When we go further to each independent variable, table 1 shows that each bank's specific factor cannot explain the change in NPL/NPF, ROA, or NIM but the bank's type on NIM. The coefficient value of the dummy variable of bank type is -5.639660 with a p-value of 0.000. It means that commercial banks experienced a lower change in NIM compared to shariah banks.
Meanwhile, there is not enough evidence that there are differences in change in NPF/NLP dan ROA between conventional and shariah banks.
5. Conclusion
From non-parametric testing, we found a significant change in the value of bank asset quality as measured by NPL/NPF and bank profitability as measured by ROA and NIM in the Covid- 19 period and the previous period. The value of bank asset quality has decreased significantly during the Covid-19 period compared to the previous period. Meanwhile, we also found that the value of the bank's profitability level decreased significantly in the Covid-19 period compared to the previous period due to the decline in ROA and NIM values.
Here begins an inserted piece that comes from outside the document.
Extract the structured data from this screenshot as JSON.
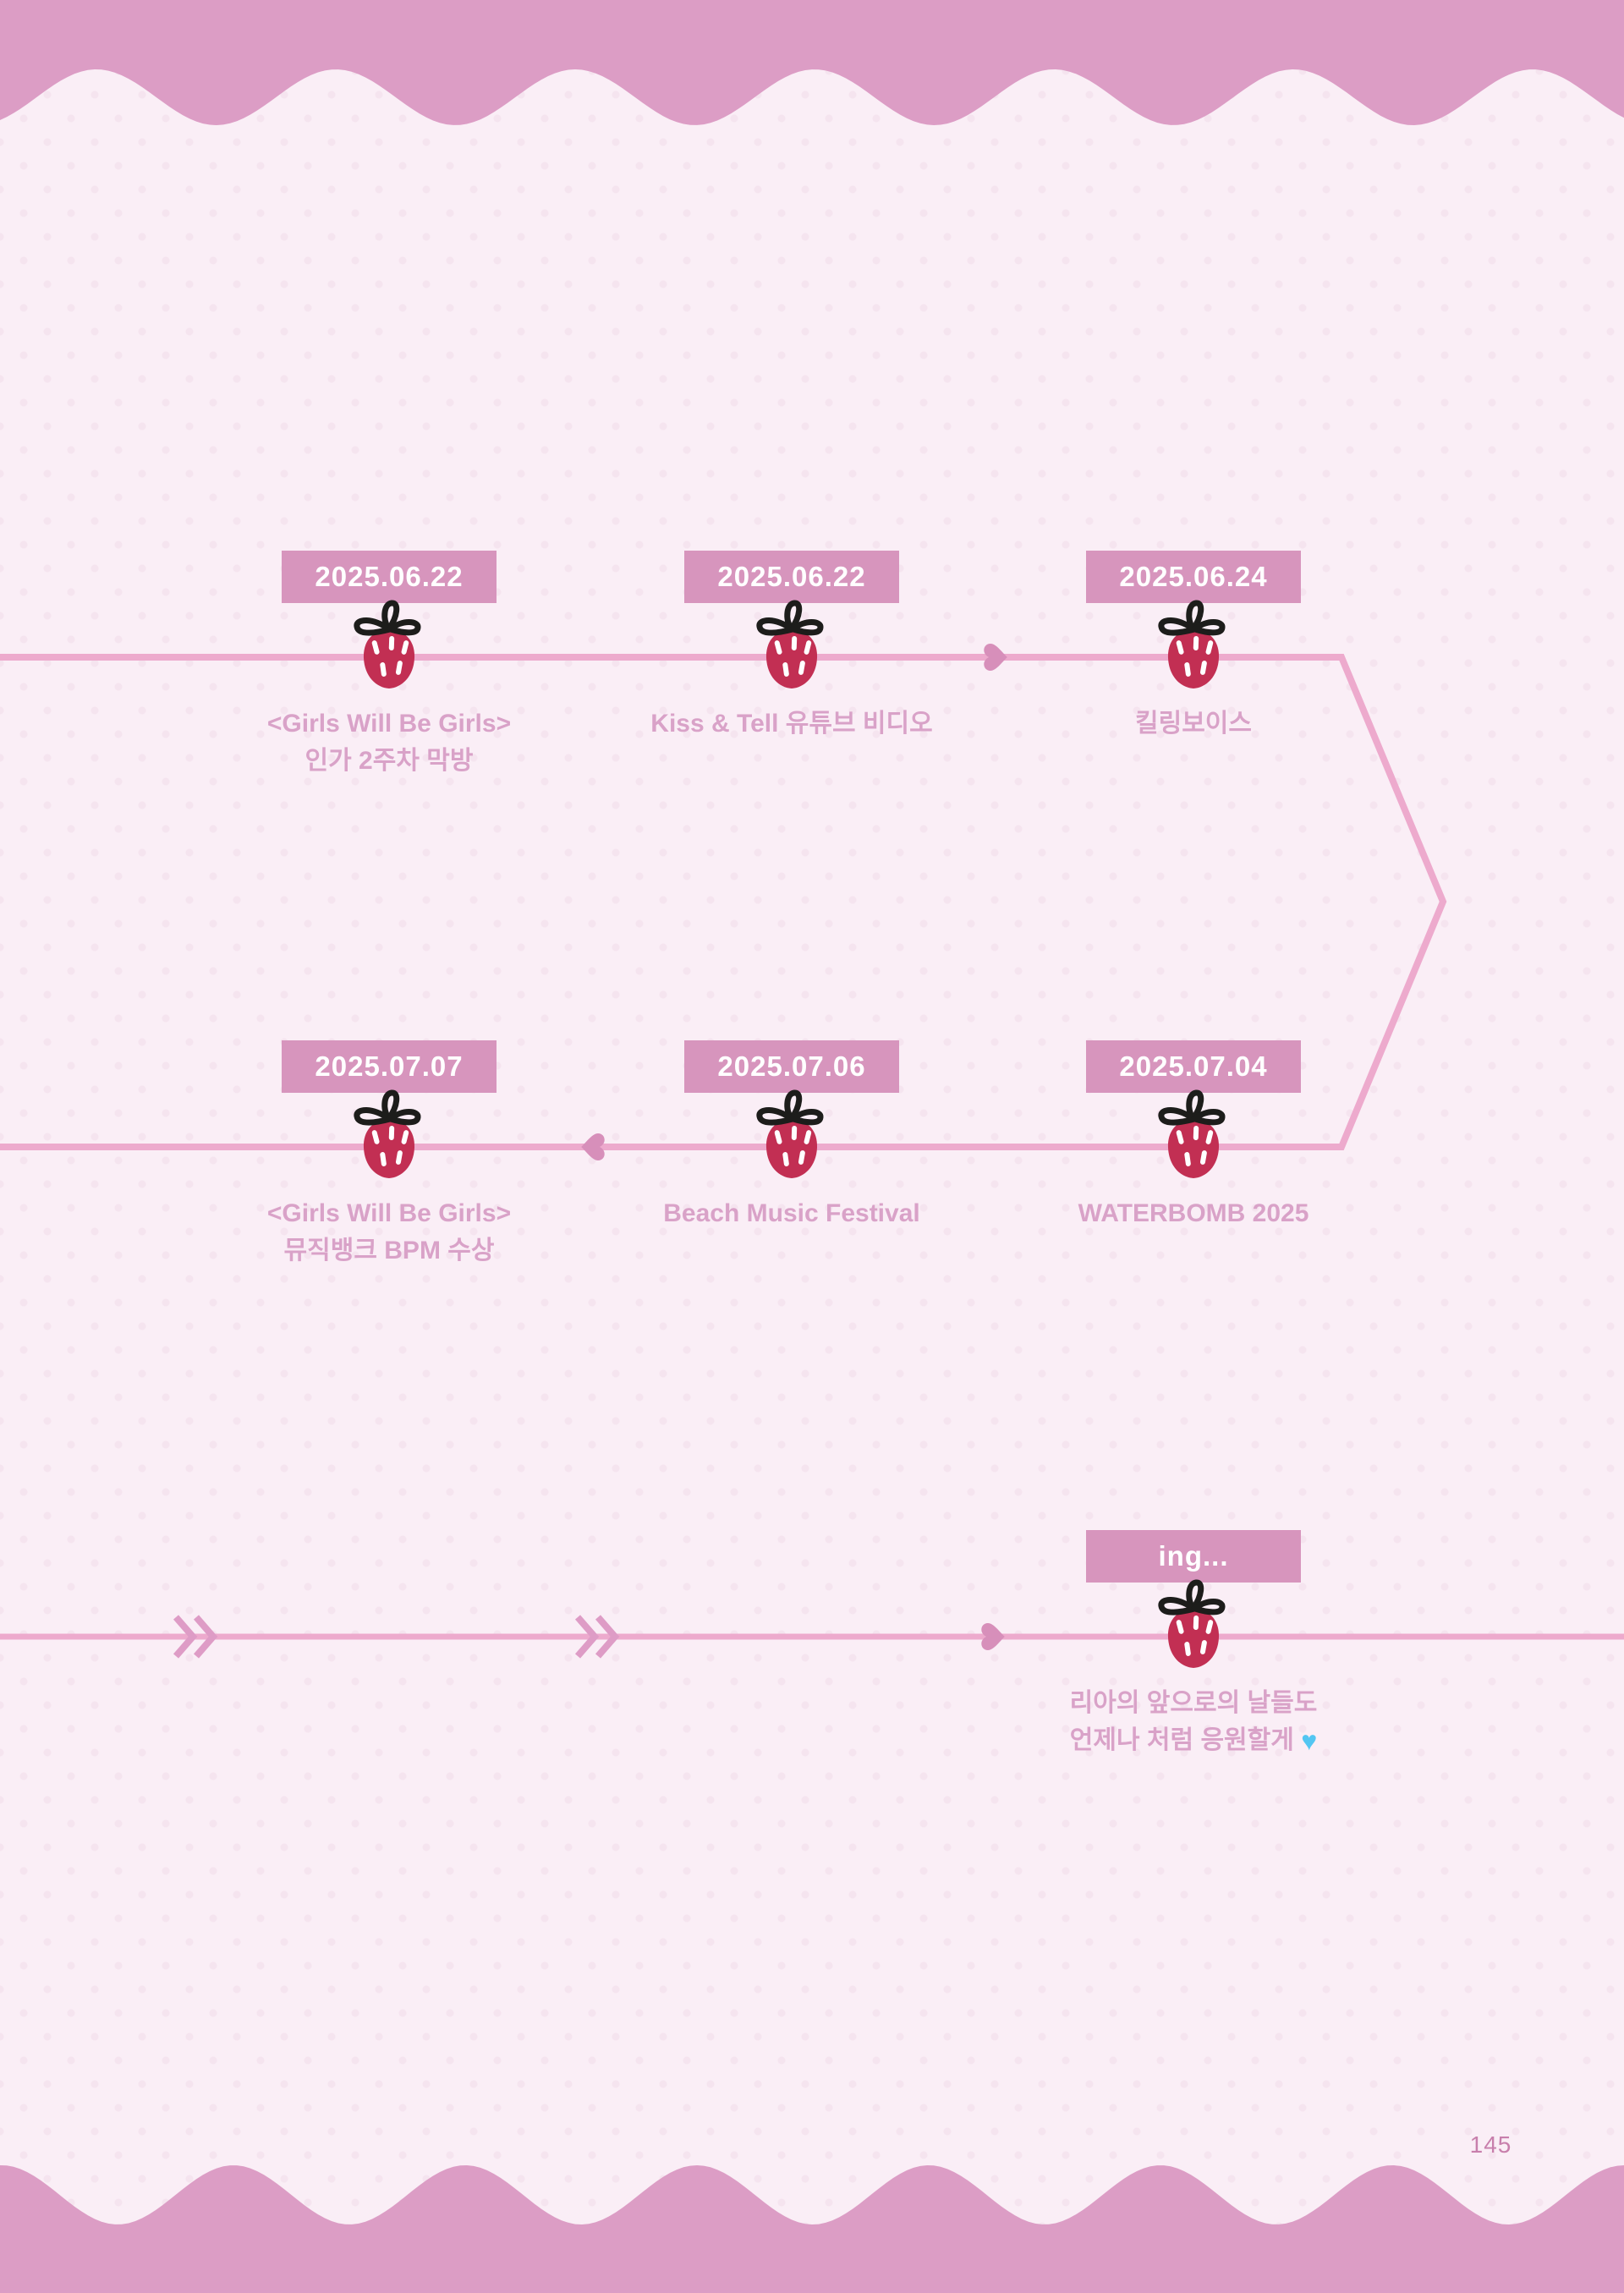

However, we do not find enough evidence to conclude that bank-specific factors (BOPO, CAR, LDR, NIM) become a factor in explaining the decrease in the quality of bank assets as measured by NPL/NPF. We also do not find enough evidence to conclude that bank-specific factors (BOPO, CAR, LDR, NIM) explain the decrease in the banks' profitability as measured by ROA. A slightly different finding regarding the decrease in banks' profitability as measured by NIM.
We found that type of banks can explain the decrease in NIM, despite other banks' specific
factors (BOPO, CAR, LDR, NPL/NPF) showing no significant results. This finding indicates that the lower or banks' assets quality and profitability during the covid period are external factors.